Buses are seen during the evacuation of rebel fighters and their families from rebel-held neighbourhoods in the embattled city of Aleppo on December 15.
Buses and ambulances began evacuating people from the last pocket of rebel-held territory in eastern Aleppo as part of a fragile ceasefire deal on Thursday, a day after a similar agreement fell through.

A long line of green buses was shown on Syrian state television entering the rebel sector, while witnesses in the stricken city said ambulances were also on the move.

AFP and Reuters reporters at the scene said around two dozen vehicles carrying the first evacuees had left the rebel enclave en route to rebel-held territory in the west of Aleppo province.

State TV said some 4,000 rebels and their families would be evacuated as part of a ceasefire deal reached overnight, which came a day after a similar agreement, brokered by Russia and Turkey, fell through amid renewed fighting.


Russia’s defence ministry, which backs Syrian President Bashar al-Assad, said it was coordinating the evacuation of the remaining rebels with Syrian authorities.

“On the order of Russian President Vladimir Putin, the Russian ceasefire monitoring centre, in cooperation with Syrian authorities, is preparing the evacuation of the remaining rebels and members of their families from the eastern neighbourhoods of Aleppo,” a ministry statement said.

The rebels would be evacuated toward the northwestern Syrian city of Idlib in 20 buses and 10 ambulances, it said.

The International Committee of the Red Cross confirmed its staff arrived together with the Syrian Arab Red Cross to evacuate 200 wounded people from the enclave, some in critical condition.

Witnesses and reporters in the besieged city said guns had fallen silent in the early hours of the morning amid preparations for the evacuation.

But the White Helmets civil defence group tweeted that one senior volunteer had been shot and injured while clearing an evacuation route for ambulances.

And an ambulance service official in eastern Aleppo said a departing convoy of ambulances had been shot at, with three people injured.
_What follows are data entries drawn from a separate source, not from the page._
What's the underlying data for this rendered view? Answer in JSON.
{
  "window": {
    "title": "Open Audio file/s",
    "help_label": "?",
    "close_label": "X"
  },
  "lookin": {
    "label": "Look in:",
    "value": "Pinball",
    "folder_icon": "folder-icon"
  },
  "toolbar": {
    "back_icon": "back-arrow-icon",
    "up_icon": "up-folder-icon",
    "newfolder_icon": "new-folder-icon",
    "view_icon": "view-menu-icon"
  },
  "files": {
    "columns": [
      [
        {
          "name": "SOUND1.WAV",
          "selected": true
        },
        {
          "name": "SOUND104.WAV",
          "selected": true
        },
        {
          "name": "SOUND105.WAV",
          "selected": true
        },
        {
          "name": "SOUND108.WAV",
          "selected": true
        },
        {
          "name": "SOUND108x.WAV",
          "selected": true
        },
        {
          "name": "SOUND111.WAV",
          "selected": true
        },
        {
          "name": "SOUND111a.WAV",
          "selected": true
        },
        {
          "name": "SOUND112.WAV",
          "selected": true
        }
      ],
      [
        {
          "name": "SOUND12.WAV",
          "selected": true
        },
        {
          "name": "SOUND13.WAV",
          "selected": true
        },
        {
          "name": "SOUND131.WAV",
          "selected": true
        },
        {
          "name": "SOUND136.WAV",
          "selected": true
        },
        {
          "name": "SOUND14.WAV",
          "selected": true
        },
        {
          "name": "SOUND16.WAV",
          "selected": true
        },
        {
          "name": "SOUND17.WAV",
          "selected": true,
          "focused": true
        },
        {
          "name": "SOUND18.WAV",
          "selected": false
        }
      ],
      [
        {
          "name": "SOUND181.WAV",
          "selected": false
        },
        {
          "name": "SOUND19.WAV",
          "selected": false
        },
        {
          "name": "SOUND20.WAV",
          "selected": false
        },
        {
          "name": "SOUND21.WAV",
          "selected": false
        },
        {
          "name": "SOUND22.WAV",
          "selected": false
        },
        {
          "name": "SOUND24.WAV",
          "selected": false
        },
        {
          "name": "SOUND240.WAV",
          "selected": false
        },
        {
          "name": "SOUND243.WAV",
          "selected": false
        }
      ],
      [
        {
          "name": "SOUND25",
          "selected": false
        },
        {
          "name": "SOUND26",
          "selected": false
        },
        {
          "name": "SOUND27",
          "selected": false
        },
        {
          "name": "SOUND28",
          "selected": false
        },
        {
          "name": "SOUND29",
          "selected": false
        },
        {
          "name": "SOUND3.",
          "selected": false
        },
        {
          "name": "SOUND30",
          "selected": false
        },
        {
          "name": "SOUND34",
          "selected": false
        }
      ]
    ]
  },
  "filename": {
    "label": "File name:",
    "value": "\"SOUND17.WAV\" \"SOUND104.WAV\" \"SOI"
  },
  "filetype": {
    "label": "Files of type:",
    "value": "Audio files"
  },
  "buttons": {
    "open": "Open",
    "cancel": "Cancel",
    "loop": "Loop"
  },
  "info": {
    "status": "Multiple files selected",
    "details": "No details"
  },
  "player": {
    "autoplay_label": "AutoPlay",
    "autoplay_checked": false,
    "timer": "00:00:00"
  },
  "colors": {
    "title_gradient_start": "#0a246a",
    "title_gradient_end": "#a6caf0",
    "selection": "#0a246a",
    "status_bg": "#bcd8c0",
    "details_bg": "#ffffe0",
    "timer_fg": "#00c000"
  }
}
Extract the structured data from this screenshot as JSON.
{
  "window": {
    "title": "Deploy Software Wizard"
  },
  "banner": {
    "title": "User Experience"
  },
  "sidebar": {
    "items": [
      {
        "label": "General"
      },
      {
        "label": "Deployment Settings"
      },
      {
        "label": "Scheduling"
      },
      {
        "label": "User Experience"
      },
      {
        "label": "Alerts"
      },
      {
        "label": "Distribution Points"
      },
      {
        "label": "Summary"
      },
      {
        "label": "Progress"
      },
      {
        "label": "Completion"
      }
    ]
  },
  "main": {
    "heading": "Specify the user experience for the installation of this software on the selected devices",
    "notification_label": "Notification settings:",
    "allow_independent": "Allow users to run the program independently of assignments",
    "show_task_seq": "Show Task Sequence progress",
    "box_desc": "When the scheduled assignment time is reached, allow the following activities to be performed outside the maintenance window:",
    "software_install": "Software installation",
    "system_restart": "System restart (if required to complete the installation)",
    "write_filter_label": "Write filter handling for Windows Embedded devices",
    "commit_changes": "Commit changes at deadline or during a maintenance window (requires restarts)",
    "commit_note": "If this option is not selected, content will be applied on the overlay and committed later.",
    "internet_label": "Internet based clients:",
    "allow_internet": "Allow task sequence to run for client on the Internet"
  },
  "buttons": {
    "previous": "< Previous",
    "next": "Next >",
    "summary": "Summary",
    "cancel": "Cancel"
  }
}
An opposition source told the BBC the convoy had headed back to eastern Aleppo.

Shiite villages evacuated

Separately – but in a key addendum to the deal – Syria state TV said 29 buses and ambulances were heading to two Shiite villages besieged by rebels to evacuate those critically ill.

The Syrian Observatory for Human Rights, a Britain-based monitor, said the evacuees were expected to go to the government stronghold of Latakia province.

“The deal is linked to the evacuation happening in Aleppo,” said the Observatory’s director Rami Abdulrahman.

A first evacuation deal for Aleppo, brokered by Russia and Turkey, was held up on Wednesday over last-minute demands by Syrian government allies to evacuate the sick from the two villages in Hama province.

Cold and hungry civilians who had gathered before dawn to evacuate eastern Aleppo were instead plunged back into a familiar nightmare as violence erupted.

Panicked civilians ran for cover as booms from air strikes and artillery fire rang out in the east of the former commercial hub, scene of some of the worst fighting in Syria’s protracted war.

The Observatory reported “very intense clashes on every front line” and said at least two people had been killed in rebel areas.

State television said rebel rocket fire on government-controlled areas had killed at least seven people.

Former al Qaeda affiliate Fateh al-Sham Front said Wednesday that one of its suicide bombers detonated a car bomb at a regime position in southern Aleppo.

Reports of atrocities

Syria’s army has pressed a month-long assault that has seen it take more than 90 percent of the former rebel stronghold in east Aleppo.

The evacuation agreement came amid international concern about the plight of civilians in the city, and as the UN said it had reports of atrocities being committed by advancing government forces.

The UN said Tuesday it had credible reports of at least 82 civilians, including 11 women and 13 children, being executed in recent days.

And the UN’s Commission of Inquiry for Syria said it had received reports opposition fighters were blocking civilians from fleeing Aleppo and using them as human shields.

Aleppo, a cultural and economic hub second only to Damascus in importance, had been split between a rebel-controlled east and government-held west since 2012.

It was unclear how many civilians remained in rebel territory, after an estimated 130,000 fled to other parts of Aleppo during the government advance from mid-November.

More than 465 civilians, including 62 children, have died in east Aleppo during the assault, the Observatory said Wednesday in a new toll.

Another 142 civilians, among them 42 children, have been killed by rebel rocket fire on government-held zones in the same period, the monitor said.

Syria’s conflict has evolved from anti-Assad protests into a multi-front war that has killed more than 312,000 and drawn in world powers on all sides of the war.